I’m the grandma to three terrific children. They all have favorite foods and also foods they don’t like. I enjoy the excitement they show when I give them something they love to eat. I mean, that’s one reason grandchildren love their grandparents, right? They get special treats when they go to grandparents’ house.
Just the same, I also want them to eat nutritiously and grow up as healthy as possible. One problem all mothers (and grandmothers) face is the issue of snacks. My twin granddaughters go to a wonderful day care with a very caring staff. However, one thing that bothers me is that as they leave the facility each day, they’re given a giant Tootsie roll. Of course, all kids seem to love sweets, and they want to eat the candy, though dinner is only an hour or two away. There is no way they will be hungry for even the most delicious dinner if they snack on this candy.

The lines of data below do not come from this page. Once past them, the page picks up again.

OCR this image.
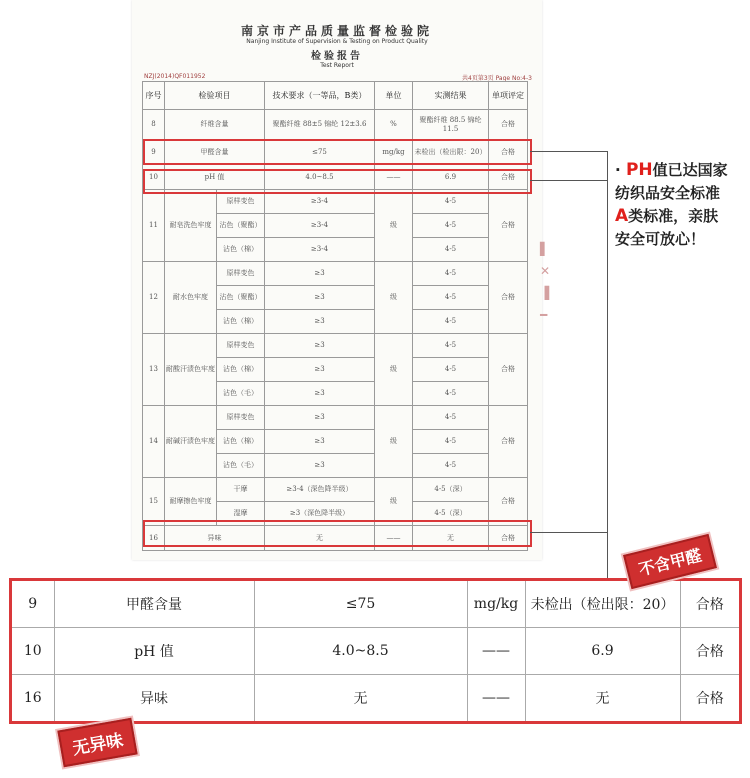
南京市产品质量监督检验院
Nanjing Institute of Supervision & Testing on Product Quality
检验报告
Test Report
NZJ(2014)QF011952	共4页第3页 Page No:4-3
序号	检验项目		技术要求（一等品，B类）	单位	实测结果	单项评定
8	纤维含量		聚酯纤维 88±5 锦纶 12±3.6	%	聚酯纤维 88.5 锦纶 11.5	合格
9	甲醛含量		≤75	mg/kg	未检出（检出限：20）	合格
10	pH 值		4.0~8.5	——	6.9	合格
11	耐皂洗色牢度	原样变色	≥3-4	级	4-5	合格
		沾色（聚酯）	≥3-4		4-5	
		沾色（棉）	≥3-4		4-5	
12	耐水色牢度	原样变色	≥3	级	4-5	合格
		沾色（聚酯）	≥3		4-5	
		沾色（棉）	≥3		4-5	
13	耐酸汗渍色牢度	原样变色	≥3	级	4-5	合格
		沾色（棉）	≥3		4-5	
		沾色（毛）	≥3		4-5	
14	耐碱汗渍色牢度	原样变色	≥3	级	4-5	合格
		沾色（棉）	≥3		4-5	
		沾色（毛）	≥3		4-5	
15	耐摩擦色牢度	干摩	≥3-4（深色降半级）	级	4-5（深）	合格
		湿摩	≥3（深色降半级）		4-5（深）	
16	异味		无	——	无	合格
▌
✕
▐
━
· PH值已达国家
纺织品安全标准
A类标准，亲肤
安全可放心！
9	甲醛含量	≤75	mg/kg	未检出（检出限：20）	合格
10	pH 值	4.0~8.5	——	6.9	合格
16	异味	无	——	无	合格
不含甲醛
无异味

The problem is, most children like a snack, and they often wander into kitchens everywhere saying, “Mom, I’m hungry. Can I have a snack?”

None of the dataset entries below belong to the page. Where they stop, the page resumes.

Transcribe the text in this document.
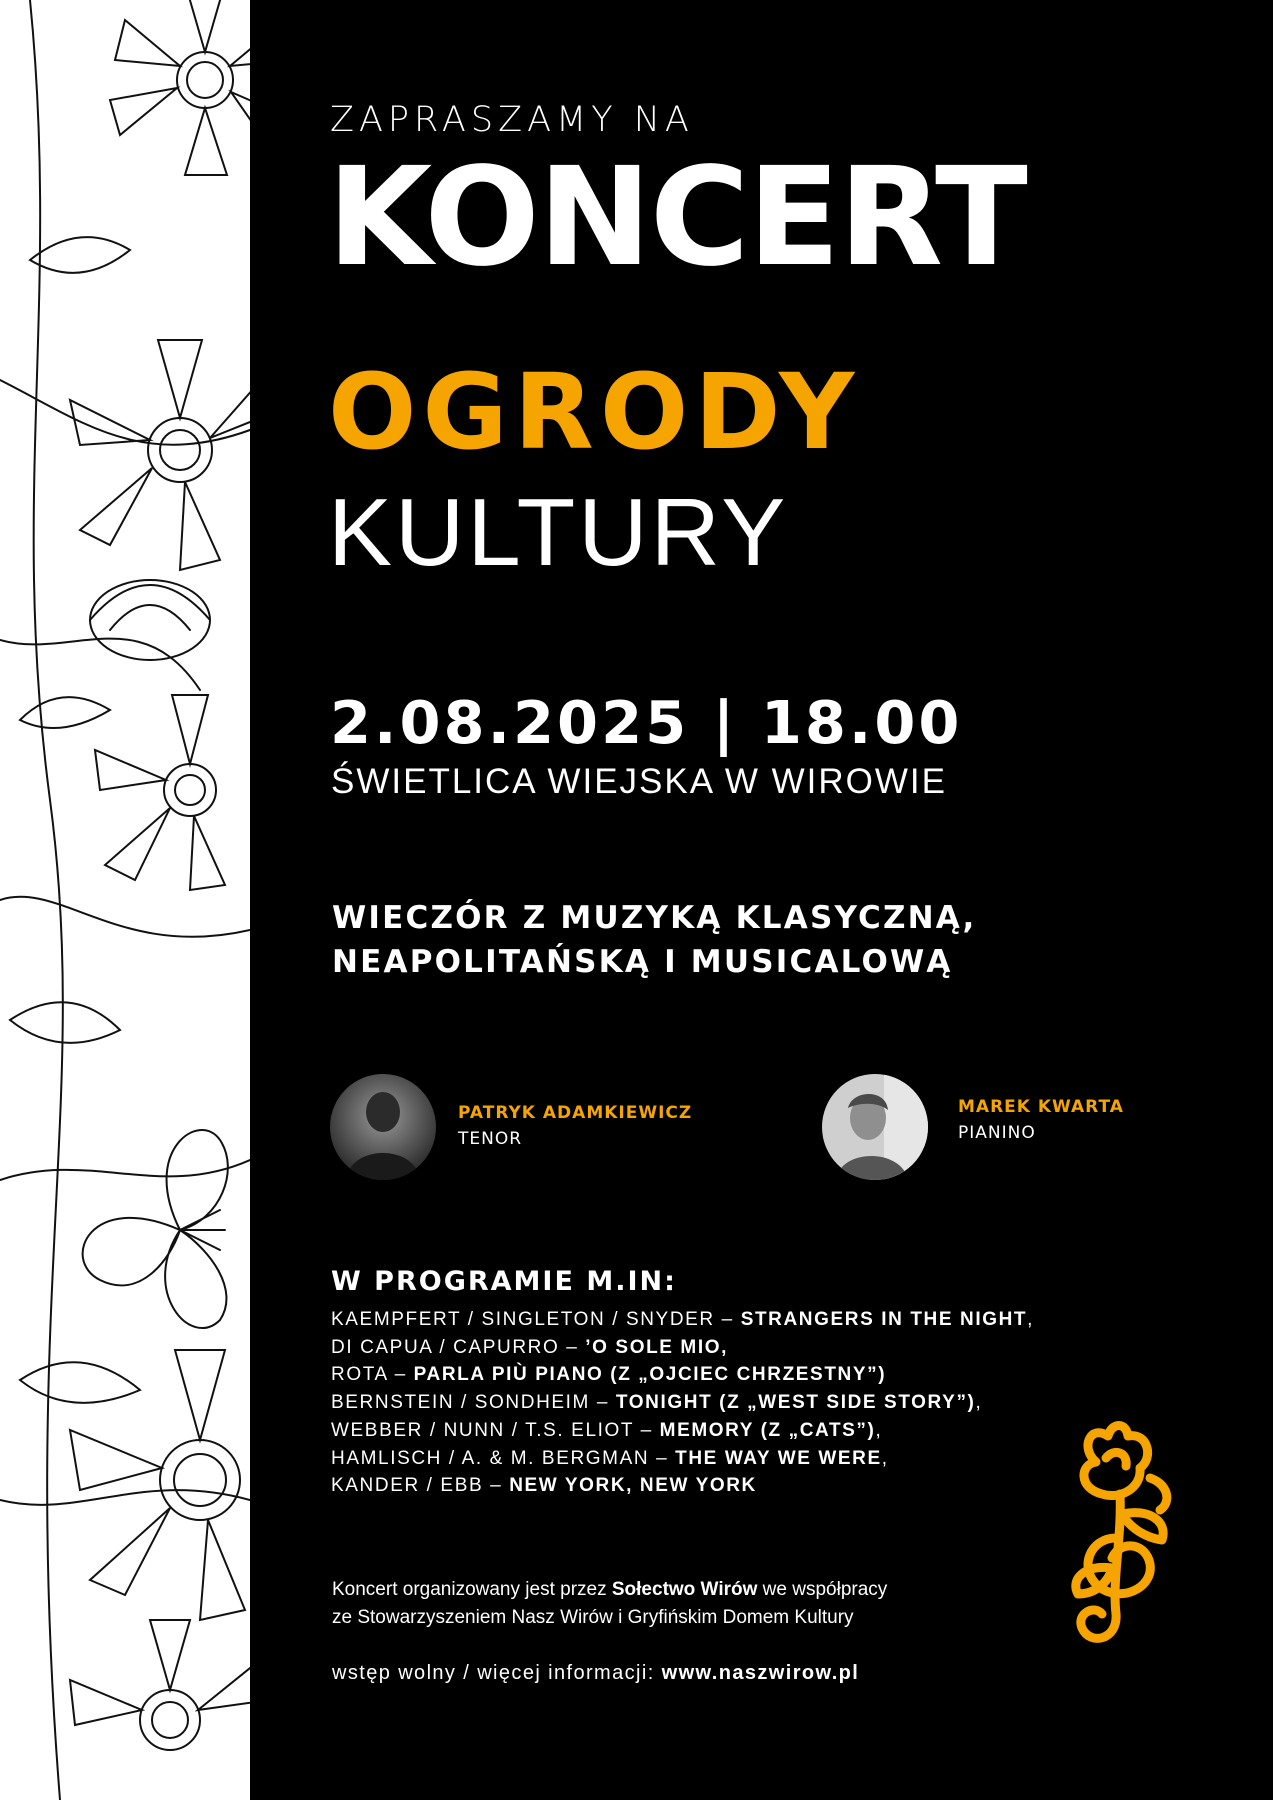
ZAPRASZAMY NA
KONCERT
OGRODY
KULTURY
2.08.2025 | 18.00
ŚWIETLICA WIEJSKA W WIROWIE
WIECZÓR Z MUZYKĄ KLASYCZNĄ,
NEAPOLITAŃSKĄ I MUSICALOWĄ
PATRYK ADAMKIEWICZ
TENOR
MAREK KWARTA
PIANINO
W PROGRAMIE M.IN:
KAEMPFERT / SINGLETON / SNYDER – STRANGERS IN THE NIGHT,
DI CAPUA / CAPURRO – ’O SOLE MIO,
ROTA – PARLA PIÙ PIANO (Z „OJCIEC CHRZESTNY”)
BERNSTEIN / SONDHEIM – TONIGHT (Z „WEST SIDE STORY”),
WEBBER / NUNN / T.S. ELIOT – MEMORY (Z „CATS”),
HAMLISCH / A. & M. BERGMAN – THE WAY WE WERE,
KANDER / EBB – NEW YORK, NEW YORK
Koncert organizowany jest przez Sołectwo Wirów we współpracy
ze Stowarzyszeniem Nasz Wirów i Gryfińskim Domem Kultury
wstęp wolny / więcej informacji: www.naszwirow.pl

Here are some guidelines that might help:
1. Don’t allow snacks within a few hours of mealtimes. If you do, don’t be surprised if the kids just pick at their food.

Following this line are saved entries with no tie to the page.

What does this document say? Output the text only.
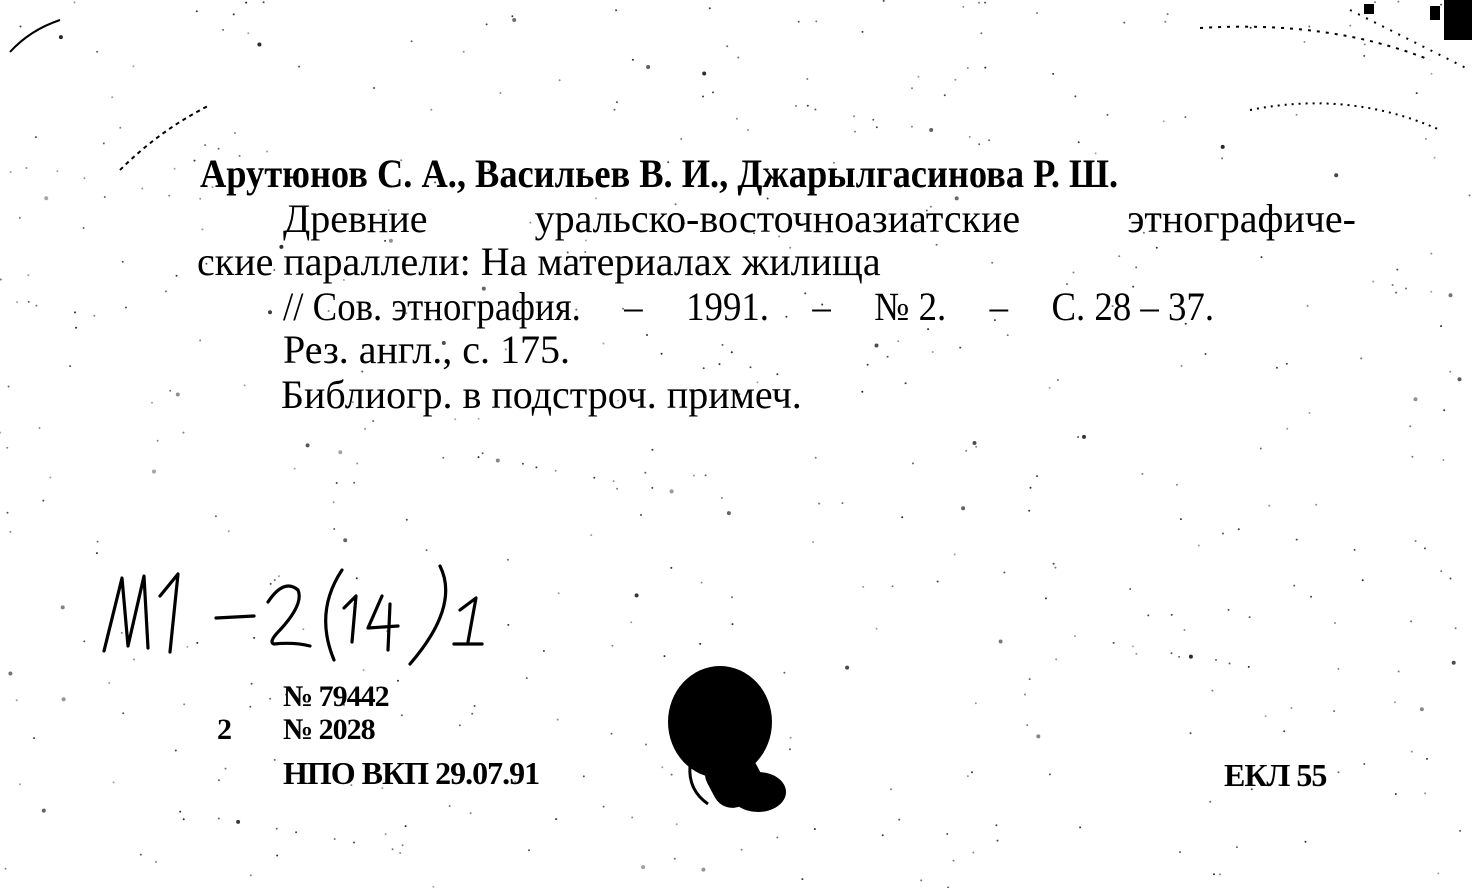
Арутюнов С. А., Васильев В. И., Джарылгасинова Р. Ш.
Древние	уральско-восточноазиатские	этнографиче-
ские параллели: На материалах жилища
// Сов. этнография. – 1991. – № 2. – С. 28 – 37.
Рез. англ., с. 175.
Библиогр. в подстроч. примеч.
№ 79442
2 № 2028
НПО ВКП 29.07.91	ЕКЛ 55
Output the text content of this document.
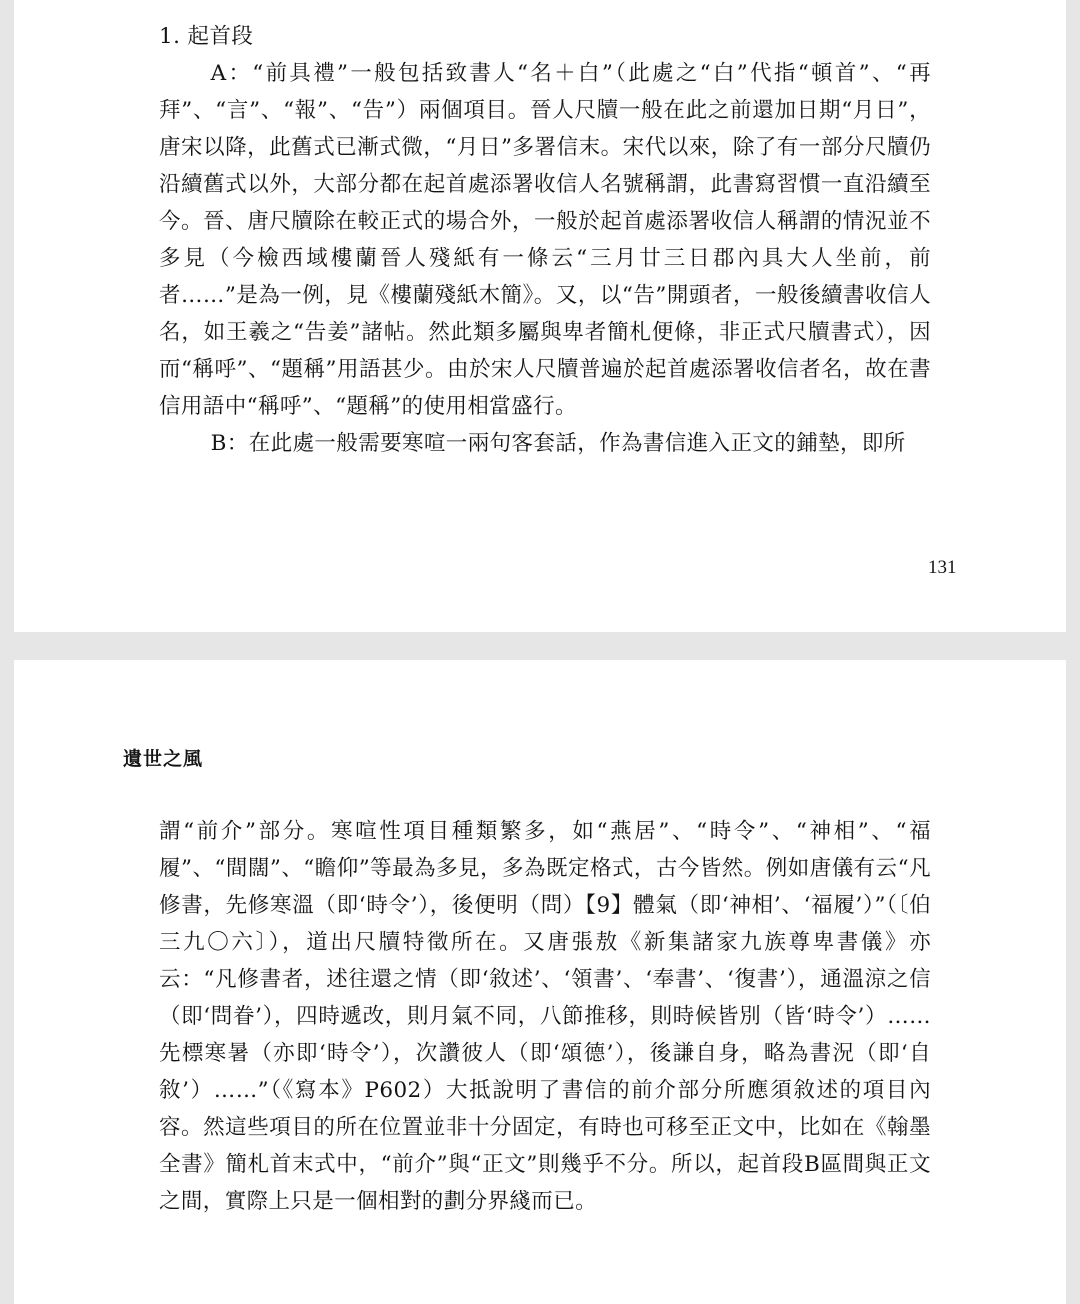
1. 起首段

A：“前具禮”一般包括致書人“名＋白”（此處之“白”代指“頓首”、“再拜”、“言”、“報”、“告”）兩個項目。晉人尺牘一般在此之前還加日期“月日”，唐宋以降，此舊式已漸式微，“月日”多署信末。宋代以來，除了有一部分尺牘仍沿續舊式以外，大部分都在起首處添署收信人名號稱謂，此書寫習慣一直沿續至今。晉、唐尺牘除在較正式的場合外，一般於起首處添署收信人稱謂的情況並不多見（今檢西域樓蘭晉人殘紙有一條云“三月廿三日郡內具大人坐前，前者……”是為一例，見《樓蘭殘紙木簡》。又，以“告”開頭者，一般後續書收信人名，如王羲之“告姜”諸帖。然此類多屬與卑者簡札便條，非正式尺牘書式），因而“稱呼”、“題稱”用語甚少。由於宋人尺牘普遍於起首處添署收信者名，故在書信用語中“稱呼”、“題稱”的使用相當盛行。

B：在此處一般需要寒喧一兩句客套話，作為書信進入正文的鋪墊，即所

131
遺世之風

謂“前介”部分。寒喧性項目種類繁多，如“燕居”、“時令”、“神相”、“福履”、“間闊”、“瞻仰”等最為多見，多為既定格式，古今皆然。例如唐儀有云“凡修書，先修寒溫（即‘時令’），後便明（問）【9】體氣（即‘神相’、‘福履’）”（〔伯三九〇六〕），道出尺牘特徵所在。又唐張敖《新集諸家九族尊卑書儀》亦云：“凡修書者，述往還之情（即‘敘述’、‘領書’、‘奉書’、‘復書’），通溫涼之信（即‘問眷’），四時遞改，則月氣不同，八節推移，則時候皆別（皆‘時令’）……先標寒暑（亦即‘時令’），次讚彼人（即‘頌德’），後謙自身，略為書況（即‘自敘’）……”（《寫本》P602）大抵說明了書信的前介部分所應須敘述的項目內容。然這些項目的所在位置並非十分固定，有時也可移至正文中，比如在《翰墨全書》簡札首末式中，“前介”與“正文”則幾乎不分。所以，起首段B區間與正文之間，實際上只是一個相對的劃分界綫而已。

2. If your child goes nuts just knowing that those luscious snack foods are sitting in your pantry, leave them in the supermarket-especially if they’re stuffed full of sugar, calories, or carbs.
3. Don’t keep snacks where kids can help themselves. Put them away in a “snack container” well out of reach. For particularly tenacious children, you may actually have to hide the snacks.
4. If your child is hungry between meals or after a strenuous game or play time, offer a small healthy snack like fruit, a vegetable he or she likes, or a low cal carb. It should be something that will digest quickly and pass out of the stomach.
5. It isn’t wise to use snacks as bargaining chips with kids. Let’s say you’re on a family vacation and you decide to produce their favorite bag of chips out of the blue, that’s fine, but it should be your choice, not theirs.
The fact is, obesity is becoming a huge problem for children in America. And if they’re obese as children, the problem usually balloons as they grow toward adulthood. Your children may eat poorly yet not be obese, and they may appear fairly healthy. But it is also true that children who are raised on junk food, prepared foods, and few fruits, vegetables, or low fat proteins, may face unforeseen vulnerabilities in their health when they’re older. I’m not a “health food nut” and I’m not pushing you to be; I’m just saying that we must watch what our children snack on and eat for meals, so we can raise healthy kids.